Exagerar la nota
Ha llovido mucho desde el nacimiento del Festival de Eurovisión, en 1956, pero la idea de mezclar europeísmo musical y concurso sigue siendo lo bastante peregrina para funcionar. Si se gana, cada país le da a la victoria un sentido que varía en función de sus carencias, a remolque de una industria que ve en estos montajes el escaparate para vender y, a falta de señas identitarias más serias, imponer nostalgias aptas para todos. Este país ha superado con creces todos los niveles de ese patrioterismo que sirve tanto para santificar el gol de Zarra como para elevar a categoría de santa Rosa de España a una granadina entrañable y que, cuando caiga en manos del lado oscuro de la industria, podría acabar siendo Marchita de Estonia virgen y mártir con todo su ejército de coros y danzas incluido.
Para endulzar el recuerdo de viejas derrotas, TVE ha apostado por Operación Triunfo con la intención de olvidar un pasado del que Massiel sigue viviendo los lunes y miércoles y renegando los martes y jueves. A otros, en cambio, les persigue la leyenda de un fiasco, como a Remedios Amaya, que por una barca que no supo manejar está condenada a que no se valore su duende gitano. De José Guardiola se cuenta que tuvo que poner dinero para cubrir los gastos de una expedición que no tiene nada que ver con el lujo que ha rodeado la de este año, anunciada con un spot promocional estupendo en el que se tararea el himno de Eurovisión y cuyo lema dice 'Todas las voces de España'. Puede que sea cierto: sólo faltó la Brunete para completar una estrategia que tenía por misión ponerle la guinda al sabroso pastel de OT. Siguiendo con el símil culinario, OT ha sido el plato fuerte; Triunfomanía, un segundo indigesto, y la traca final de Tallin, precedida ayer por un despliegue brutal desde Granada, un postre enriquecido con glamour barato y esperanto de academia de idiomas, una mezcla que produce una erosión neuronal de consecuencias imprevisibles en el espectador.
¿Quién iba a pensar que las cosas acabarían así? Nadie.

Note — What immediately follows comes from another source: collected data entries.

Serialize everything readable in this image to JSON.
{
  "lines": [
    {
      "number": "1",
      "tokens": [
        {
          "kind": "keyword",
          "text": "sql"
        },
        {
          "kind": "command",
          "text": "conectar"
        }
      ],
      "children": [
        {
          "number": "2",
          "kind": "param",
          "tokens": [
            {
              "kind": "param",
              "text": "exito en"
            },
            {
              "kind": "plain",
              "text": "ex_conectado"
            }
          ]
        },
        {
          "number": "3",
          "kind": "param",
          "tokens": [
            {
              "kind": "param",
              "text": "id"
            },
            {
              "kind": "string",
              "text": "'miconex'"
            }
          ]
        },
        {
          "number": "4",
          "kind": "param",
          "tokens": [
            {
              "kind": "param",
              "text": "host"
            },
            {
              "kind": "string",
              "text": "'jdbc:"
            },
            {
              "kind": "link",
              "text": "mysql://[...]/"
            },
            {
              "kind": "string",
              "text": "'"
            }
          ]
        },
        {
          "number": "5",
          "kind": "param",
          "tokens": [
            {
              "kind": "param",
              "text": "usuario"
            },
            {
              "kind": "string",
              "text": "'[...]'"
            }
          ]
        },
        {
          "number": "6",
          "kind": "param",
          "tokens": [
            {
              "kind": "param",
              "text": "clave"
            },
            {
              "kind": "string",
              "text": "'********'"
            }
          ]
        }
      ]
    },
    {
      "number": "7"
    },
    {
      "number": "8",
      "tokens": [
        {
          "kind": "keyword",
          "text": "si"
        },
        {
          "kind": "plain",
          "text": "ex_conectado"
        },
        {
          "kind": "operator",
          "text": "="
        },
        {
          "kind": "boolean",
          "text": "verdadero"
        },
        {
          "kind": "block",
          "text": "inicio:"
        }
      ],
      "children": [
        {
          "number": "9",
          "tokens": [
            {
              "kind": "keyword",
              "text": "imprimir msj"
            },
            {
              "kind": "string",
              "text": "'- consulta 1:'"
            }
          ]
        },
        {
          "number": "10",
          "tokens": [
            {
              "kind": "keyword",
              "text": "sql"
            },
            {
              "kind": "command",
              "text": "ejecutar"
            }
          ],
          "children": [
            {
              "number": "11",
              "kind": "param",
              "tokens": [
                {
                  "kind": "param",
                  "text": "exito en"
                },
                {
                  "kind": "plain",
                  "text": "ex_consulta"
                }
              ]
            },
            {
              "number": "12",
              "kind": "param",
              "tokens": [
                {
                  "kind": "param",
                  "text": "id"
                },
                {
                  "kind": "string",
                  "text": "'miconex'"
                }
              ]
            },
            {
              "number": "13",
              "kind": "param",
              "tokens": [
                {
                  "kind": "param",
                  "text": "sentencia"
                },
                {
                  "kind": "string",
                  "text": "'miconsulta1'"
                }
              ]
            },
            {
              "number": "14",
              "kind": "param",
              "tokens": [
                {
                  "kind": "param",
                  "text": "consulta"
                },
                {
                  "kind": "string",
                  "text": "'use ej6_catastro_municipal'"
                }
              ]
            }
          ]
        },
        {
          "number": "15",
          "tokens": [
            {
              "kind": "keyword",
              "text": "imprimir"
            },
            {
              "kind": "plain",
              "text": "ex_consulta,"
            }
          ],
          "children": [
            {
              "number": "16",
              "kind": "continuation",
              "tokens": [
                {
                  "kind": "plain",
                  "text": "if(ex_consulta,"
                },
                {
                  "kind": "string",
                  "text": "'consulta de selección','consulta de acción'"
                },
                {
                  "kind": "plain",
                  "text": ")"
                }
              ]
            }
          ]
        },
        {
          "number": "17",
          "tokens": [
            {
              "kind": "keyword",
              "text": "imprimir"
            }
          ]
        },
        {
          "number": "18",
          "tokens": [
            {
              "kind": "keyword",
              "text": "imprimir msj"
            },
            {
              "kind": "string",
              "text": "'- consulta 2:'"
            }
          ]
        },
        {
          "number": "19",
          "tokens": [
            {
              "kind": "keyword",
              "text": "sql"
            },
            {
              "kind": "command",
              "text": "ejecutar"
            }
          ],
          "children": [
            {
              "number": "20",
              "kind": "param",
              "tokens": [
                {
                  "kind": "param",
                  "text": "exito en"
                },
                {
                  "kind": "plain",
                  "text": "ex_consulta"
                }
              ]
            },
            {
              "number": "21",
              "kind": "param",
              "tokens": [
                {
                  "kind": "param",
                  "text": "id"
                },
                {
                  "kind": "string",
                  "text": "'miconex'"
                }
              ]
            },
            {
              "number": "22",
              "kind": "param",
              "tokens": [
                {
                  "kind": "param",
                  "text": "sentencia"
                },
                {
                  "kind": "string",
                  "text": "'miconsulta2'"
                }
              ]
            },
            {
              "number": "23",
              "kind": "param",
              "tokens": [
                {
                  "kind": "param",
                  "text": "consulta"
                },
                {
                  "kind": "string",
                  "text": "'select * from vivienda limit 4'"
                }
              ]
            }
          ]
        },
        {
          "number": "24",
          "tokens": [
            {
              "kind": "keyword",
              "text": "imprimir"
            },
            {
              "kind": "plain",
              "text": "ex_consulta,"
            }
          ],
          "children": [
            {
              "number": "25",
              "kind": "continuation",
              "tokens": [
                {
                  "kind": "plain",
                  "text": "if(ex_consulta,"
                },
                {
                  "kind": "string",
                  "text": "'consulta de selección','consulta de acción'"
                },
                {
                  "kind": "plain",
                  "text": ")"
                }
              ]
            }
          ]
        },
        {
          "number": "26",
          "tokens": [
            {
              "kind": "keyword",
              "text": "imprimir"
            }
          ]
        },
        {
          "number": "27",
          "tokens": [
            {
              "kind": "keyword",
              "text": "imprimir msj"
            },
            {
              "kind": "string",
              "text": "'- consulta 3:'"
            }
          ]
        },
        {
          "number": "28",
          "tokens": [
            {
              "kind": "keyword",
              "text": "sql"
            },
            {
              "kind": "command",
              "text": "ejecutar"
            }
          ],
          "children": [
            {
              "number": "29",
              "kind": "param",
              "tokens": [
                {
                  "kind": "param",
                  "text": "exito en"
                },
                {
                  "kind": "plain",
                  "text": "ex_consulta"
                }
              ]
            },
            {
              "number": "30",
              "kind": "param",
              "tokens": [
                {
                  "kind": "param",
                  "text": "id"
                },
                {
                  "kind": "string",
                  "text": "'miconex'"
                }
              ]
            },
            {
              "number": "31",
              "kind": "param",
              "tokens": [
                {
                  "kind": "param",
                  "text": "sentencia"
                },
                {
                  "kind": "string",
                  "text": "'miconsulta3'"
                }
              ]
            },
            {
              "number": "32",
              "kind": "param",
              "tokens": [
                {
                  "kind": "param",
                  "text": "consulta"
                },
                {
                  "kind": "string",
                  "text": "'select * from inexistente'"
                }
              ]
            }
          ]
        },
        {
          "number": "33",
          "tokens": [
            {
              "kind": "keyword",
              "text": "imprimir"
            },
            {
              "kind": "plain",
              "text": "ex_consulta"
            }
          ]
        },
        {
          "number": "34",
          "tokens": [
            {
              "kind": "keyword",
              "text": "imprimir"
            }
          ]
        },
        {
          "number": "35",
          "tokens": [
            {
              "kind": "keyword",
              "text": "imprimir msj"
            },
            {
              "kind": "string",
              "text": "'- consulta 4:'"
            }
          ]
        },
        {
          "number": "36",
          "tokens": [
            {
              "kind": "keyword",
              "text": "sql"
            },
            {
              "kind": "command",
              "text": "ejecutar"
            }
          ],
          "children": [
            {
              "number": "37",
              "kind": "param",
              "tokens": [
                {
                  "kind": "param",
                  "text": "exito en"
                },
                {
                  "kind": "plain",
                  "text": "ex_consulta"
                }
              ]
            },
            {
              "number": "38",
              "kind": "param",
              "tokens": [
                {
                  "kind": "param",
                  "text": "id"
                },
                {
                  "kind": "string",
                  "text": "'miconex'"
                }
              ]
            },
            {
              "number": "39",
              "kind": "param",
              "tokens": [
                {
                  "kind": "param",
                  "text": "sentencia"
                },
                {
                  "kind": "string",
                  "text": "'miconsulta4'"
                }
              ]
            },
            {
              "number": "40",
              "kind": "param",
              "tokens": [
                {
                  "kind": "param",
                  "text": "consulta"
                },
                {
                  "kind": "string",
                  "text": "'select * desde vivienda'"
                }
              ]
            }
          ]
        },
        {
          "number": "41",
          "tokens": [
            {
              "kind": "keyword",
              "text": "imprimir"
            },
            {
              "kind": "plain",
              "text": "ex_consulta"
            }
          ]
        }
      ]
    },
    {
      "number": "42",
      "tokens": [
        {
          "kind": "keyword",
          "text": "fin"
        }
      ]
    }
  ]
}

Y ésa es la gran lección del invento: confirmar que el azar y el gusto del público todavía pueden dar sorpresas, sobre todo si sus protagonistas no traicionan la mezcla de ingenuidad y ambición que, junto a la recuperación de la canción-espectáculo, les ha llevado hasta aquí. Éste es el gran mérito de OT: acertar con un formato bien hecho y que ha sido defendido primero con sensatez y luego con alevosía por parte de TVE y de una productora, Gestmusic, consciente de que las cosas nunca más le volverán a ir tan bien y que, por tanto, hace bien en disfrutar del momento. Pero ojo: el bombazo de OT deja secuelas. Primera: las imitaciones, que, como Estudio de actores, no le han hecho justicia al modelo imitado. Segunda: la abusiva presencia de los chicos de OT en la parrilla de los últimos meses, explotando no ya su simpatía, sino exhibiendo obscenamente sus discos de platino. A nivel televisivo, pues, OT y sus derivados han exagerado la nota hasta tal extremo que, cuando Rosa sale al escenario de Tallin, a muchos ya nos da lo mismo que gane o que pierda. No porque no seamos patriotas constitucionales como Dios manda, sino porque estamos hasta las mismísimas narices de la dichosa celebration.